Осознав, что девчонка отвлекла меня от цели визита, я прищурился.

– Беспокоишься за меня, солнце? Это знание согрело бы мою живодерскую душу, если бы не факт, что раньше вы обходились только промышленным шпионажем, а теперь опустились до угроз, рейдеры проклятые!

Я распахнул дверь и, сграбастав Фрэнки в охапку, швырнул ее в салон. И снова она не стала возмущаться, а, наоборот, сгладила углы у ситуации, приказав охраннику убраться с дороги.

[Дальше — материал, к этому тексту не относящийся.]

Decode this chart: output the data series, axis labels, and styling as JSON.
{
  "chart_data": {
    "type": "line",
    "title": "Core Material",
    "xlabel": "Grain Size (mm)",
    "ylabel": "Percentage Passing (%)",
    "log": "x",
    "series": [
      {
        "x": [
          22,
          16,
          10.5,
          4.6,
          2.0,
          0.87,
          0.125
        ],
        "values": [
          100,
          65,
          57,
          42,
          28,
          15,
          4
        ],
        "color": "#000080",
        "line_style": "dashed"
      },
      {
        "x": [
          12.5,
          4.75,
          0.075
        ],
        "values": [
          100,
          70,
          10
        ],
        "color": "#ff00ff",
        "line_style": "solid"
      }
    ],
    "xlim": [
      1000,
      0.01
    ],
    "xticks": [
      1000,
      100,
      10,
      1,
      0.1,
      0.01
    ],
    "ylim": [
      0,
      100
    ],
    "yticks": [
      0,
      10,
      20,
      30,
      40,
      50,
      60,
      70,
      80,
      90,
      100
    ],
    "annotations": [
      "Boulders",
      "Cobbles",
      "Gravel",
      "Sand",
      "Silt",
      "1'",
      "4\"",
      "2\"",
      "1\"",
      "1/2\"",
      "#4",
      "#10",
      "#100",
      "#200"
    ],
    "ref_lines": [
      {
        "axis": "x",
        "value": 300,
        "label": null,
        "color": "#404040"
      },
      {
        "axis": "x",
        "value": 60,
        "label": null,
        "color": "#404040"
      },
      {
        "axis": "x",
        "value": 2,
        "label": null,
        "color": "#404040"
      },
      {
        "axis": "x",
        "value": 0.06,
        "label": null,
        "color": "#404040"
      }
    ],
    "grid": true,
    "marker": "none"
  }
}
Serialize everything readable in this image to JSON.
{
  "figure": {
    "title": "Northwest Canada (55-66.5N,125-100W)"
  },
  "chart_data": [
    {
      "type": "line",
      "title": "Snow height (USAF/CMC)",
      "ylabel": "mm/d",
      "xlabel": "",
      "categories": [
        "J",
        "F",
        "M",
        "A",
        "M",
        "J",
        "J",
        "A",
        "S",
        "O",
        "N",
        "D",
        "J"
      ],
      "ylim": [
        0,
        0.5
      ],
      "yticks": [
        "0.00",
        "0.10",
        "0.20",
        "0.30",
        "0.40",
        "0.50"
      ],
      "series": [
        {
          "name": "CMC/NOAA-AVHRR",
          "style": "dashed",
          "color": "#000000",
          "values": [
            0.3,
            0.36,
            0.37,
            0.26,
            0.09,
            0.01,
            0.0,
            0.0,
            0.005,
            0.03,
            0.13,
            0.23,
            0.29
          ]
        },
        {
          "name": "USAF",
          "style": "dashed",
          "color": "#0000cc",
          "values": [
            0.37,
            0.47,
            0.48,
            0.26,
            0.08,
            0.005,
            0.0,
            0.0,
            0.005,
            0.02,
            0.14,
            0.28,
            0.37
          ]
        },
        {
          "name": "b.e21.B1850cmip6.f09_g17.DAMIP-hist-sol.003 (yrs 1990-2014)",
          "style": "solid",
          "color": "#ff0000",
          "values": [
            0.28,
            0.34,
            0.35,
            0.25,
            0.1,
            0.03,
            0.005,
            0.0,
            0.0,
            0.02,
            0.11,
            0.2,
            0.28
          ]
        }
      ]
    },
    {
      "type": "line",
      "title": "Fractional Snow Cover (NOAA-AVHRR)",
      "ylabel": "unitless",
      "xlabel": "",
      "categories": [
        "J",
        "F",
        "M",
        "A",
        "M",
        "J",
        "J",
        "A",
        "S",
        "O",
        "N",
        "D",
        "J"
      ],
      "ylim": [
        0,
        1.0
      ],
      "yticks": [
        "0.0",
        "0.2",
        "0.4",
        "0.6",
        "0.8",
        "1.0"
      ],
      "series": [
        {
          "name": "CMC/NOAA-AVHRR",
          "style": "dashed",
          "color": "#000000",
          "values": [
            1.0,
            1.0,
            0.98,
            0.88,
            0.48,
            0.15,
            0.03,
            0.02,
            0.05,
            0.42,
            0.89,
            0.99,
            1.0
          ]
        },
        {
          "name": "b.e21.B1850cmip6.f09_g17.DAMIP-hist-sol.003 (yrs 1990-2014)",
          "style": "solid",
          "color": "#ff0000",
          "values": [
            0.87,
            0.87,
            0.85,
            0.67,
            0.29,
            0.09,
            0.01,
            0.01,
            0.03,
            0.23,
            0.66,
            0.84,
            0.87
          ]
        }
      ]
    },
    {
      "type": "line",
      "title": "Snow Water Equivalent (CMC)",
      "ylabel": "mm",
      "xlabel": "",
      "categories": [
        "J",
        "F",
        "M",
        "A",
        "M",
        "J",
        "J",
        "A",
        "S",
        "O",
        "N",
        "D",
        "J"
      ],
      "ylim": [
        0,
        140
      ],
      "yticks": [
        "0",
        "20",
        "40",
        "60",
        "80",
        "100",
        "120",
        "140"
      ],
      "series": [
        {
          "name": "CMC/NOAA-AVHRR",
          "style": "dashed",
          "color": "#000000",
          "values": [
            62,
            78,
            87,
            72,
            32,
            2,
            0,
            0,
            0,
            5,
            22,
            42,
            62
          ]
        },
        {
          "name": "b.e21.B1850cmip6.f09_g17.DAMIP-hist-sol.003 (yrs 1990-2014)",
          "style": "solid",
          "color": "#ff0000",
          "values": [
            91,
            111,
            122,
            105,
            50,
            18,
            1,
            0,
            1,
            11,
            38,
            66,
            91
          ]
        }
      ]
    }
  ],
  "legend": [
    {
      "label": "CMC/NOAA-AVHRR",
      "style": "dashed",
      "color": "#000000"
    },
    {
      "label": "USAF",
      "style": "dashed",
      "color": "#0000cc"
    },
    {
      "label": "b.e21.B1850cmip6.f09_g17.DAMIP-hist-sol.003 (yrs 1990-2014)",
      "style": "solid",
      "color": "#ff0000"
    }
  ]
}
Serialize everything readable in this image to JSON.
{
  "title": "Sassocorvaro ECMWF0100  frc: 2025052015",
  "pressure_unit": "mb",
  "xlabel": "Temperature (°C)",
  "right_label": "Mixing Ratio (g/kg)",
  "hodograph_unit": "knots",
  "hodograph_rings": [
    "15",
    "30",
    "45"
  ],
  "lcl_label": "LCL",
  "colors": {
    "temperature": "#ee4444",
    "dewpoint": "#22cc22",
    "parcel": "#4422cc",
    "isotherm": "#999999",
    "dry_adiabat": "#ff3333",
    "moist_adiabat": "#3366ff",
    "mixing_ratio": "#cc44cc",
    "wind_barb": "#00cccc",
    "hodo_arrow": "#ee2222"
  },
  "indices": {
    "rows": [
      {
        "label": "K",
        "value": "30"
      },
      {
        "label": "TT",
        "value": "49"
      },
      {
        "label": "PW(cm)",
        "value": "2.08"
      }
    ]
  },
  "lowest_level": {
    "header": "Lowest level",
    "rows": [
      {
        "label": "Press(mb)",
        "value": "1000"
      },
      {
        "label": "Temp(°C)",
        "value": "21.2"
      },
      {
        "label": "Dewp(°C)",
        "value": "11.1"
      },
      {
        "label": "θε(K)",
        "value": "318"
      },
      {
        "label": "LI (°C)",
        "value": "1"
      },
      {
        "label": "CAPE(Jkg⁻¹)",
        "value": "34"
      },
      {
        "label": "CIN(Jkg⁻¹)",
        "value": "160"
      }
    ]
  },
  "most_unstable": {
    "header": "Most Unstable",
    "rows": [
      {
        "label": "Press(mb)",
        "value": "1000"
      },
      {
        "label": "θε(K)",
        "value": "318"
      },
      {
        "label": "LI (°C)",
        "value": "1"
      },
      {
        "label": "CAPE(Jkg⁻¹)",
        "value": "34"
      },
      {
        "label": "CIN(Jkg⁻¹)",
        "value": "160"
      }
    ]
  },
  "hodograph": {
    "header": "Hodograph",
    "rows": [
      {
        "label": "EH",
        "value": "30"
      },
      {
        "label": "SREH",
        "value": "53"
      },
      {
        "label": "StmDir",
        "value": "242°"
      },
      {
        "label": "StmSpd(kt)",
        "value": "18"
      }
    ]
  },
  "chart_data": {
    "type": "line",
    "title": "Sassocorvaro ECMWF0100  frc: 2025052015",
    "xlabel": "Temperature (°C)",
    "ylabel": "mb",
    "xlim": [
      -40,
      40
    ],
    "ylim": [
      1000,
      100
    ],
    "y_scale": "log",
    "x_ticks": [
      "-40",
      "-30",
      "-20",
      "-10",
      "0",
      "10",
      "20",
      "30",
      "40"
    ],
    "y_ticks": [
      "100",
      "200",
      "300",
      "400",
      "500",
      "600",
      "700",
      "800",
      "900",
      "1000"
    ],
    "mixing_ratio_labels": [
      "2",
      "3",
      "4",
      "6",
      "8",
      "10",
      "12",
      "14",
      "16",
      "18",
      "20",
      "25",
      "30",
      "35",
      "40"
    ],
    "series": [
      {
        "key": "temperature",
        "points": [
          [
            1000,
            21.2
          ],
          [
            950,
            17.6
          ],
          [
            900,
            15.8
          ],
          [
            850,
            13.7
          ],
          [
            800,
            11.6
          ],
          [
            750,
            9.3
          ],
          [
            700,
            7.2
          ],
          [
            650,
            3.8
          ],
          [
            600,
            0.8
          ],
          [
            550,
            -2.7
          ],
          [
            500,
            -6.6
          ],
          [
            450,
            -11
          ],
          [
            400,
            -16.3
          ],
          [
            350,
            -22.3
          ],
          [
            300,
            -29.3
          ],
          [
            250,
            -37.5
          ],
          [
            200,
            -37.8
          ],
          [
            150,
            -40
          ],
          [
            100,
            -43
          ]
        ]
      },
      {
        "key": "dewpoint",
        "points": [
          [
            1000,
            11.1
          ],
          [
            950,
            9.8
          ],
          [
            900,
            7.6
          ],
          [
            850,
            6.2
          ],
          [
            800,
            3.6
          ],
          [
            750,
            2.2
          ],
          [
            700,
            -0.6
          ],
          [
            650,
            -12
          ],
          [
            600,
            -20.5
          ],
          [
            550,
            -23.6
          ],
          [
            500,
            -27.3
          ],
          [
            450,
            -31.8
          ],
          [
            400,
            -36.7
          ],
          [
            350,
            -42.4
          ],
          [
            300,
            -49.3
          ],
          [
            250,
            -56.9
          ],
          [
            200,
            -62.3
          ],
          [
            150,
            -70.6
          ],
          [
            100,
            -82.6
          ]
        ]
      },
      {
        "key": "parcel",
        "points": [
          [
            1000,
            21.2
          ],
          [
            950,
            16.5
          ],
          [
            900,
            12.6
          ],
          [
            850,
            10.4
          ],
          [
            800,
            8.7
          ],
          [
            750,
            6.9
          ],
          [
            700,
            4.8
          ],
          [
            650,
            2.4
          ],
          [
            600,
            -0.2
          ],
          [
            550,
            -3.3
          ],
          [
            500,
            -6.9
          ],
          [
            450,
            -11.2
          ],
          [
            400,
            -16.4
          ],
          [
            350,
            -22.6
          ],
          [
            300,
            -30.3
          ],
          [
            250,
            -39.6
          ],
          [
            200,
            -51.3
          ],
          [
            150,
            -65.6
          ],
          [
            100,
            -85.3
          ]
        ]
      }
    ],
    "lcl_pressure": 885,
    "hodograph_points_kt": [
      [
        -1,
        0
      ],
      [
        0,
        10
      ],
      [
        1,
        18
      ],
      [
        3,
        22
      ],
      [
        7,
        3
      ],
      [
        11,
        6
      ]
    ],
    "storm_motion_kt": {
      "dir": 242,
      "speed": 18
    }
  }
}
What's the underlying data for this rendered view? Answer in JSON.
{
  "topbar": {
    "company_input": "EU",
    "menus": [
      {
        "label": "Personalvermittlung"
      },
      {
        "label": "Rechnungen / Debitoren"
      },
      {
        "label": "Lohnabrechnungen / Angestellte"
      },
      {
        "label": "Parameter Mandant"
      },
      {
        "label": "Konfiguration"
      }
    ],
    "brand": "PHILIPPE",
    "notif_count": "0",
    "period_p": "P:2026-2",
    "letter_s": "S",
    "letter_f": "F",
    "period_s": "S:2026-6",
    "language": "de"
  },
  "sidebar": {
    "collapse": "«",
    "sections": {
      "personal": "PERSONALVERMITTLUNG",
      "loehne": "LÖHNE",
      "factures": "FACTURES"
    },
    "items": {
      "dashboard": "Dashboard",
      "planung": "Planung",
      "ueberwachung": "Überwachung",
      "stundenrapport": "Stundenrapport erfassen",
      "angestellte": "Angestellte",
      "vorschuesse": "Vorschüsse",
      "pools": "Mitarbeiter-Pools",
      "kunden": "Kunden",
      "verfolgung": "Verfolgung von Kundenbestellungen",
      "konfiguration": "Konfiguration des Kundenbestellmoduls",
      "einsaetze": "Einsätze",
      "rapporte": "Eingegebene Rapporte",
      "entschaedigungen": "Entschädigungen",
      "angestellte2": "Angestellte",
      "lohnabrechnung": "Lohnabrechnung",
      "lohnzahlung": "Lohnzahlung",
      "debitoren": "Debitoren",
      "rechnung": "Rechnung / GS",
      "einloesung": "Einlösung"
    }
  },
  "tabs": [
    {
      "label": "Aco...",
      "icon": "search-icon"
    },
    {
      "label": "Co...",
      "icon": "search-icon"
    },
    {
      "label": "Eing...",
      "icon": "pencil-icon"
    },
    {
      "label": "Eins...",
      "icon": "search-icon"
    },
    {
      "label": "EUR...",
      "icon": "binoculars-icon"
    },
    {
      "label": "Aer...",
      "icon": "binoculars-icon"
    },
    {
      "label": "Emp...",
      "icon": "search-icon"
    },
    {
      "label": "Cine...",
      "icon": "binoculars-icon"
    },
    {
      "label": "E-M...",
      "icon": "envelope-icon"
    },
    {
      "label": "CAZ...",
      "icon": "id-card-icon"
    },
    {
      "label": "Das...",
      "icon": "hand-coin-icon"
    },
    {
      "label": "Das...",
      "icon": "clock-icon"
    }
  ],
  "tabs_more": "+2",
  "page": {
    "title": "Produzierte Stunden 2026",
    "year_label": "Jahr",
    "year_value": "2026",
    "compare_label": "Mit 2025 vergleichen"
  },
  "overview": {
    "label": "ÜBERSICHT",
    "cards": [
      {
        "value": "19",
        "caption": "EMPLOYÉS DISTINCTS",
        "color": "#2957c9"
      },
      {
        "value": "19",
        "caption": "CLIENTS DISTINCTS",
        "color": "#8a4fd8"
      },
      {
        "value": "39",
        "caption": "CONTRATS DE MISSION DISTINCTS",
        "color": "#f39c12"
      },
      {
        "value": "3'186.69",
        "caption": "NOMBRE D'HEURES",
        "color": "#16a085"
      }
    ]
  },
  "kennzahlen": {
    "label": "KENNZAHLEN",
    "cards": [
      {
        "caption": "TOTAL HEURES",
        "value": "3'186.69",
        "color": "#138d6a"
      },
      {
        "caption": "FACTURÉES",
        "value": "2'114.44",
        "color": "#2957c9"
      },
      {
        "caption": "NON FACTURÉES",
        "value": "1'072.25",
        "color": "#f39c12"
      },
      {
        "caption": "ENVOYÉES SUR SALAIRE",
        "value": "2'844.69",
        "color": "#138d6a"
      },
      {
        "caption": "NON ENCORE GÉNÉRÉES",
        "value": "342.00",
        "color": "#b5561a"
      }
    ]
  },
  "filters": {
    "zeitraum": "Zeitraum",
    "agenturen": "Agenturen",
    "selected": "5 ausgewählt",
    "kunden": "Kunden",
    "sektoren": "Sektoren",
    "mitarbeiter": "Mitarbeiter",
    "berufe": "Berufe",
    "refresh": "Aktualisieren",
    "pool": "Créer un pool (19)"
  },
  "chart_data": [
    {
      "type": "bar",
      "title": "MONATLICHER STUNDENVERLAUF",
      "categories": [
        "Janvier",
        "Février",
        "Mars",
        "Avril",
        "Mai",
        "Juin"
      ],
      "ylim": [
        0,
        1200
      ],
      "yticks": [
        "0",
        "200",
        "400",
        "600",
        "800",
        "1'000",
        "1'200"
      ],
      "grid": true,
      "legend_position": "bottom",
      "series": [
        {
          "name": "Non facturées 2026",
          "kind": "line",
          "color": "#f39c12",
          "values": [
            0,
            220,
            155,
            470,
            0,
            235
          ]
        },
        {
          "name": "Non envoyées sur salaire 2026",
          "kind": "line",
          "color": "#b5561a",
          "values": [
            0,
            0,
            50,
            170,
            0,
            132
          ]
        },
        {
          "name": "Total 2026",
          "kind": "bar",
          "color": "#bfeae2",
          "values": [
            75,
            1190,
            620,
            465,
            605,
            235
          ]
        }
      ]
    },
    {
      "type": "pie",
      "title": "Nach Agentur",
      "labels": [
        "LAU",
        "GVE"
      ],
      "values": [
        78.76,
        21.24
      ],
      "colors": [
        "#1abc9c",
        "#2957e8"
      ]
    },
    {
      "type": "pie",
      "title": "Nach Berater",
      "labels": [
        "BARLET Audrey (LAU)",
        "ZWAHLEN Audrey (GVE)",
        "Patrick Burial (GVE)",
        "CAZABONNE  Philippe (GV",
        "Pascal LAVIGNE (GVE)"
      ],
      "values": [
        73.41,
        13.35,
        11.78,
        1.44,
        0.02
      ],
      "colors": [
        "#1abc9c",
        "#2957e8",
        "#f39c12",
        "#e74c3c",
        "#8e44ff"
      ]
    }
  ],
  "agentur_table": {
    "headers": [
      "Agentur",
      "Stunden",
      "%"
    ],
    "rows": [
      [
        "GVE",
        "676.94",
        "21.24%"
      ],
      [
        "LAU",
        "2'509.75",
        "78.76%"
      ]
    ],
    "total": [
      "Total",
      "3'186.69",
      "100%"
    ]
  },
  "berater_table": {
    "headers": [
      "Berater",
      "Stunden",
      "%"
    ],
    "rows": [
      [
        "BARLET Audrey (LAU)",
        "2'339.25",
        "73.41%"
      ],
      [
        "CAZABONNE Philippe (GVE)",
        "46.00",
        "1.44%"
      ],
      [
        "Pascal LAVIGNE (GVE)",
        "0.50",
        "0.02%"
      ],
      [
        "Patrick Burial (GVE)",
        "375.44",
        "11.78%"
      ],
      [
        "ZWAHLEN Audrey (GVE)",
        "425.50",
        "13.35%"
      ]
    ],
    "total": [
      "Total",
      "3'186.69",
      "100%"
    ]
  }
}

У Фрэнки были густые темные волосы и синие глаза, и уже не в первый раз я задумался, носит ли девушка линзы. Мы никогда не стояли достаточно близко, чтобы рассмотреть друг друга внимательно, и я не мог отделаться от ее любопытного взгляда, пока ехал на подземную стоянку. Пришлось осадить девушку, чтобы не глазела на меня через линзы, и она возмутилась:

– Это природный цвет!

Именно об этом я и думал, пока мы поднимались в лифте. Да-да, я не сочинял оскорбления, которые брошу в лицо Уварову, а разглядывал его дочь. Ей было неуютно в обществе чужака. Фрэнки нервно покусывала припухшие губы и явно не могла дождаться, чтобы сбежать от живодера, с которым пришлось остаться наедине. Вся такая скромная, что плакать хочется.